Conheça Aliz-E, o amigo robô de crianças com diabetes

Aliz-E é um robô amigável que ajuda as crianças a aprenderem sobre sua condição
Aliz-E é um robô amigável que ajuda as crianças a aprenderem sobre sua condição

Um simpático robô que ajuda as crianças a lidar com a sua diabetes, é um dos projetos apresentados no Sétimo Fórum Europeu de Robótica, realizado esta semana na capital da Eslovênia.

Aliz-E é o projeto de inteligência artificial para pequenos robôs capazes de socializar e ao mesmo tempo permitir estudar a maneira com que as pessoas jovens respondem a essas máquinas.

Em 2010, quando começou este trabalho, sabíamos como construir robôs e como fazê-los interagir com as pessoas por um poucos minutos, mas sua interação por horas ou mesmo dias era desconhecida. A equipe responsável explicou que as interações robô-humanas para um longo período de tempo tem um enorme potencial, por exemplo, para apoiar nas tarefas educativas.

Aliz-E centra-se em crianças de sete a 11 anos, com diabetes, a quem o robô pode proporcionar entretenimento e ensinamentos sobre a sua doença. De acordo com Gyula Soltész, professor de Pediatria e Endocrinologia da Universidade de Pécs, na Hungria, o número de crianças com diabetes está crescendo, particularmente no mundo em desenvolvimento, no que tange ao tipo 1. A diabetes tipo 2 é um problema emergente em todo o mundo, e as mortes prematuras provocadas por esta doença, quando não diagnosticada, “são um problema global pouco divulgado”.

O projeto robótico envolveu centenas de crianças que brincaram e aprenderam com Aliz-e, que é o resultado do desenvolvimento de uma equipe multidisciplinar e multinacional.

O robô foi levado para pavilhões hospitalares e acampamentos de verão onde as crianças com diabetes interagiam com ele através de jogos e até mesmo dança.
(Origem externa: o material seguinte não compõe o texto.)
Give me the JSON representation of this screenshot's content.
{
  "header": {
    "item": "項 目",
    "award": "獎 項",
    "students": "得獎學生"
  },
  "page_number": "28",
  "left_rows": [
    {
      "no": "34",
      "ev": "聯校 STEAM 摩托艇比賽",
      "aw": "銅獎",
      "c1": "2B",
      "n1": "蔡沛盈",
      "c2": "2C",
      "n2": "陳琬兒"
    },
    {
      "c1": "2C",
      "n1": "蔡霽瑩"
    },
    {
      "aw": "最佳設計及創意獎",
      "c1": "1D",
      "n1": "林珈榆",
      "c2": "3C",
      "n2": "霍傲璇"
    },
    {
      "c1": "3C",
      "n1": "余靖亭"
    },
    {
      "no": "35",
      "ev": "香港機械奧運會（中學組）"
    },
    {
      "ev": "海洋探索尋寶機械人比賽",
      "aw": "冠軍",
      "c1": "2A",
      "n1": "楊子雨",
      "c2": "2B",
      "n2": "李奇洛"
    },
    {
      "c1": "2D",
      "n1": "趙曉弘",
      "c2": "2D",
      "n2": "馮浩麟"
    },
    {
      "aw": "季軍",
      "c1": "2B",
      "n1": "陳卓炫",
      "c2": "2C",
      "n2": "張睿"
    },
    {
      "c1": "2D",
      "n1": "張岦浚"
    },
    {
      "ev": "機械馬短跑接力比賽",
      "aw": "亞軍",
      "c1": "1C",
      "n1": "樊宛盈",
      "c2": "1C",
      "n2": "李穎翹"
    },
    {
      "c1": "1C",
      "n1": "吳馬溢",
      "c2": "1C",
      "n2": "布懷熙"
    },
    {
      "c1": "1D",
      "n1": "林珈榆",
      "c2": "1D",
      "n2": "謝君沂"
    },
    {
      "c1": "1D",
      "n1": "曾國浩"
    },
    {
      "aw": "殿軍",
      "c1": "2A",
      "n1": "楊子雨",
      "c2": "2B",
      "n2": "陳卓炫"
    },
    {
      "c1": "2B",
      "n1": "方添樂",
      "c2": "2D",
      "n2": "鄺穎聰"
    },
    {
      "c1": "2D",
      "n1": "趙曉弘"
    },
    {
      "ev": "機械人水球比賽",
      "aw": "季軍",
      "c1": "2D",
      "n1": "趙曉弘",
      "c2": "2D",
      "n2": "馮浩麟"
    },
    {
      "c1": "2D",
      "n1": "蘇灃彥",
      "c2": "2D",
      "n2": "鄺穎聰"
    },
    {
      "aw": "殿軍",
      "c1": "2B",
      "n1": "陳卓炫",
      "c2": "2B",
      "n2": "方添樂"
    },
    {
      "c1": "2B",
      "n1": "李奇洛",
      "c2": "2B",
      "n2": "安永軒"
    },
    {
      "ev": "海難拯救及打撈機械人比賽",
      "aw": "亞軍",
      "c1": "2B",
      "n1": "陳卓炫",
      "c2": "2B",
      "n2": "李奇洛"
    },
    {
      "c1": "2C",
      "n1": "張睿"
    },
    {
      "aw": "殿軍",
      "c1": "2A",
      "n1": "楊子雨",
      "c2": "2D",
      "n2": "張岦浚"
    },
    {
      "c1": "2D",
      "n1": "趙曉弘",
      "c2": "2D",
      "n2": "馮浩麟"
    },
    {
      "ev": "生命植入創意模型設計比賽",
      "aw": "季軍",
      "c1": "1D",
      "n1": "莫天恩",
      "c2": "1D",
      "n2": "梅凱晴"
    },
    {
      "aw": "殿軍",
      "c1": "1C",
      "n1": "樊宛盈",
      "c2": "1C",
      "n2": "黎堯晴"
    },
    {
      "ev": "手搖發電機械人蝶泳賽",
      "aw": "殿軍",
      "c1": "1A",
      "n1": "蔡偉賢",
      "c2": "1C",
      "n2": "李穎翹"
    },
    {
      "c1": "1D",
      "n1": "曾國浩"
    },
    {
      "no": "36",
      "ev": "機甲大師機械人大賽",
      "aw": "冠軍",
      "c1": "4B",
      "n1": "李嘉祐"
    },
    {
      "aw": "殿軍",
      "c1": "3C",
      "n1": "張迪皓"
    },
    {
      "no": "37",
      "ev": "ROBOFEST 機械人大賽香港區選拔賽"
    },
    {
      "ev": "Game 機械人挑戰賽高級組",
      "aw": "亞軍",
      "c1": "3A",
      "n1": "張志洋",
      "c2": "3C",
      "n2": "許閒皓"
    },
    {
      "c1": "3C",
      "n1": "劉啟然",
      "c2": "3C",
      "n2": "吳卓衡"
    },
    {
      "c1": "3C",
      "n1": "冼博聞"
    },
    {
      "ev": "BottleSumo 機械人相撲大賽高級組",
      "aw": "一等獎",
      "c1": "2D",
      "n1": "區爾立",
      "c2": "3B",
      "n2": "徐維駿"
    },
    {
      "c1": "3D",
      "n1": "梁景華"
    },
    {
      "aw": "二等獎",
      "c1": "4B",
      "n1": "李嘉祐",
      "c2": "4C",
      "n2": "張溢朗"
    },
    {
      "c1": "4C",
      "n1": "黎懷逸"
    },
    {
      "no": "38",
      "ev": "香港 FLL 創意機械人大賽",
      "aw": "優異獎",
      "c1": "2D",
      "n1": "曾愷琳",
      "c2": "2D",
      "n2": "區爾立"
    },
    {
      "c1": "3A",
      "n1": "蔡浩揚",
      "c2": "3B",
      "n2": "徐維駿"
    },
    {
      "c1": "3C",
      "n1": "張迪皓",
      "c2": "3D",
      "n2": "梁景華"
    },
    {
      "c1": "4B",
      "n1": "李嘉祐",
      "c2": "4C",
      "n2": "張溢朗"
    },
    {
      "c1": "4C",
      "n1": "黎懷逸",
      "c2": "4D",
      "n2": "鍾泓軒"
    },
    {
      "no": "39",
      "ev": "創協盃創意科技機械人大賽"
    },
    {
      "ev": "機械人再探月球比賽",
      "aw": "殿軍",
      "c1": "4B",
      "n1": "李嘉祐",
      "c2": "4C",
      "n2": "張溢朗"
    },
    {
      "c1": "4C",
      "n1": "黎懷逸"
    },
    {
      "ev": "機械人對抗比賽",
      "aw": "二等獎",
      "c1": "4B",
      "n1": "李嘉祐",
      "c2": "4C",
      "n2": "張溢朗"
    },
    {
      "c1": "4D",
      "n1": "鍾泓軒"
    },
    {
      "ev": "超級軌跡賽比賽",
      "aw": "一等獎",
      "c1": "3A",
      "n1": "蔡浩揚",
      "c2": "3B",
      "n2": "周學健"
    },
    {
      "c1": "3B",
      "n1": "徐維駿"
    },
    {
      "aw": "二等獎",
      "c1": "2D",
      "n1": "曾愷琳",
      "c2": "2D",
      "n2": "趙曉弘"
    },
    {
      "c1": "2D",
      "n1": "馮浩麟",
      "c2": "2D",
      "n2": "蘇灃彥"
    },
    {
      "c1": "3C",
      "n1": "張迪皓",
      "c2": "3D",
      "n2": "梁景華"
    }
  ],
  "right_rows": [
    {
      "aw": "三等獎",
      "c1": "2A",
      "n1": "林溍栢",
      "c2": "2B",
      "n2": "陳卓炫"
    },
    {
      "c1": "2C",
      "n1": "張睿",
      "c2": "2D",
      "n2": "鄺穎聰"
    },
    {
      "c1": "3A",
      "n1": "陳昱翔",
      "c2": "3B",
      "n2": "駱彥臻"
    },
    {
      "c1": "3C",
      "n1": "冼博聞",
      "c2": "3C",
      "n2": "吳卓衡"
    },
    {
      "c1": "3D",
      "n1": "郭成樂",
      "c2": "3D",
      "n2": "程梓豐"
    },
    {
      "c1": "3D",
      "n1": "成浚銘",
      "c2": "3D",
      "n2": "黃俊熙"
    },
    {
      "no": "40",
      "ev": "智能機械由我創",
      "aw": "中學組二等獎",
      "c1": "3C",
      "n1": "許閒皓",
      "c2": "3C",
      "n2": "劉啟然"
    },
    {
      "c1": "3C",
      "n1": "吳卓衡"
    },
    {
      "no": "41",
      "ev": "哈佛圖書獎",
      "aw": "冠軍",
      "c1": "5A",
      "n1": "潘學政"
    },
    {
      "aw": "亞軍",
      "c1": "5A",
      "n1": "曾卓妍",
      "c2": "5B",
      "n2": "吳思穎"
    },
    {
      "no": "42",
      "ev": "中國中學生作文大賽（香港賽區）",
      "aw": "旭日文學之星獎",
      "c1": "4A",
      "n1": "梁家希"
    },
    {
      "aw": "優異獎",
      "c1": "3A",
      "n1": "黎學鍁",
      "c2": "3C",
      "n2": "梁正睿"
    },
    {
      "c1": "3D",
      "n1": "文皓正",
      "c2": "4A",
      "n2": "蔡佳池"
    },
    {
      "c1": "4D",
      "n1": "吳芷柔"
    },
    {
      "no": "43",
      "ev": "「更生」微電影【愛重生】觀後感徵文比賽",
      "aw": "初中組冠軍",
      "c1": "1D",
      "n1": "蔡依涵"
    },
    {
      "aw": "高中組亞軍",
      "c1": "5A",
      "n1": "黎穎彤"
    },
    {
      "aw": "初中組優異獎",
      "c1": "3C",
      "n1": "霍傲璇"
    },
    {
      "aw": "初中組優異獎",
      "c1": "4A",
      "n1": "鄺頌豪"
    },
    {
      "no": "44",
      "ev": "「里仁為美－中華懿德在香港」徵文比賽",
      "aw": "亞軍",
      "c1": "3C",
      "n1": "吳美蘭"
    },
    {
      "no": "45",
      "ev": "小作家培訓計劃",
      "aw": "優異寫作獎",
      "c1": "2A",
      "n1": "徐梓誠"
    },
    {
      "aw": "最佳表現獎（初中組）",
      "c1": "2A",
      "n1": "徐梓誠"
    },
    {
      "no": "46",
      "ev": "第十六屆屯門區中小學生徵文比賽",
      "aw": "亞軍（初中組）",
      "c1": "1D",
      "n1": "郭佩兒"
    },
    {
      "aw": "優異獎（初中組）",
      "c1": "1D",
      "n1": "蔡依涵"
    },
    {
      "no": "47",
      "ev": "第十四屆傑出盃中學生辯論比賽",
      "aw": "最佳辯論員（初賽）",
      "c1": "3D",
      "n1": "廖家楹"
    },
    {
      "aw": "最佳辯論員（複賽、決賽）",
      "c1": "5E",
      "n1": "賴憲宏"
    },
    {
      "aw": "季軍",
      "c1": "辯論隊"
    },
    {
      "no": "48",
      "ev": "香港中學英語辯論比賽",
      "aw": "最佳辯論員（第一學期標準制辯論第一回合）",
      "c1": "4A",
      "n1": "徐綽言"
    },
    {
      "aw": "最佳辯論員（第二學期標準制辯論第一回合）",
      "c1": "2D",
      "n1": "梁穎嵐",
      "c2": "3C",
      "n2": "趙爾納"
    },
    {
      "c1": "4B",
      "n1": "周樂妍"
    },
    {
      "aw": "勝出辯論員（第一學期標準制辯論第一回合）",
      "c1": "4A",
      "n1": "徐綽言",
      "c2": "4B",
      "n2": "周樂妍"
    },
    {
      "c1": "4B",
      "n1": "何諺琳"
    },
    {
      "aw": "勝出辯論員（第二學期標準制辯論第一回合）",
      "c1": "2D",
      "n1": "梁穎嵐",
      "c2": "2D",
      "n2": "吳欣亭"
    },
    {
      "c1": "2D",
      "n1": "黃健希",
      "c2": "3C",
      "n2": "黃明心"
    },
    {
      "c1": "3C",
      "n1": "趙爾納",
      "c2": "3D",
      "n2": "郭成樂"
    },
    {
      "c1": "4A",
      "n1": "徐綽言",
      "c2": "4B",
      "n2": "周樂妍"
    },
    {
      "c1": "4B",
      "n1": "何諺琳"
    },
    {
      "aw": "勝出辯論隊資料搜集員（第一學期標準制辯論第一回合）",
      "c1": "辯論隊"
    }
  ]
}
O objetivo foi aprender as características desta doença e como eles podem gerir a sua própria condição.

A presença de Aliz-E em enfermarias de hospitais pediátricos permitiu que as visitas aos pacientes jovens não gerassem ansiedade, e até mesmo mostrassem confiança, graças ao apoio do robô.

aliz-e1

Nós temos aprendido bastante sobre o relacionamento entre a criança e os robôs sociais, e como estes devem ser projetados para maximizar a sua utilização para fins terapêuticos ou educacionais.

Por exemplo , se você personalizar a forma como o robô interage, usando o nome criança, em vez de chamá-lo apenas de “você”, fazendo-o se adaptar à sua personalidade, a criança será capaz de ignorar os erros da máquina e reter mais do que foi ensinado. A presença física do robô também é essencial para a aprendizagem das crianças, pois isto não se dá sem ela.

A equipe de Aliz-e envolve especialistas em interação homem-robô da Universidade de Plymouth e da Organização Holandesa para Pesquisa Científica Aplicada. Para o processamento da linguagem, conta com o apoio da Deutsches Forschungszentrum für Künstliche Intelligenz e o Conselho de Pesquisa Nacional dos EUA. A Aldebaran Robotics enviou especialistas em hardware e software robótico, enquanto os membros do Imperial College London participou da aprendizagem da máquina. Trabalharam também cientistas de emoções da Universidade de Hertfordshire e de percepção artificial da Vrije Universiteit, de Bruxelas, enquanto que a Fondazione Centro San Raffaele deu acesso ao seu hospital.

Outros projetos europeus na área de robótica apresentados no Fórum de Ljubljana que encerrou na quarta-feira, foram cinco no total, e fizeram parte dos 60 workshops e 22 exposições em todos os ramos da robótica. Os ramos incluídos foram robôs sociais, cidades inteligentes, sistemas autônomos de robótica, planos europeus de financiamento de robótica e tecnologias espaciais robóticas.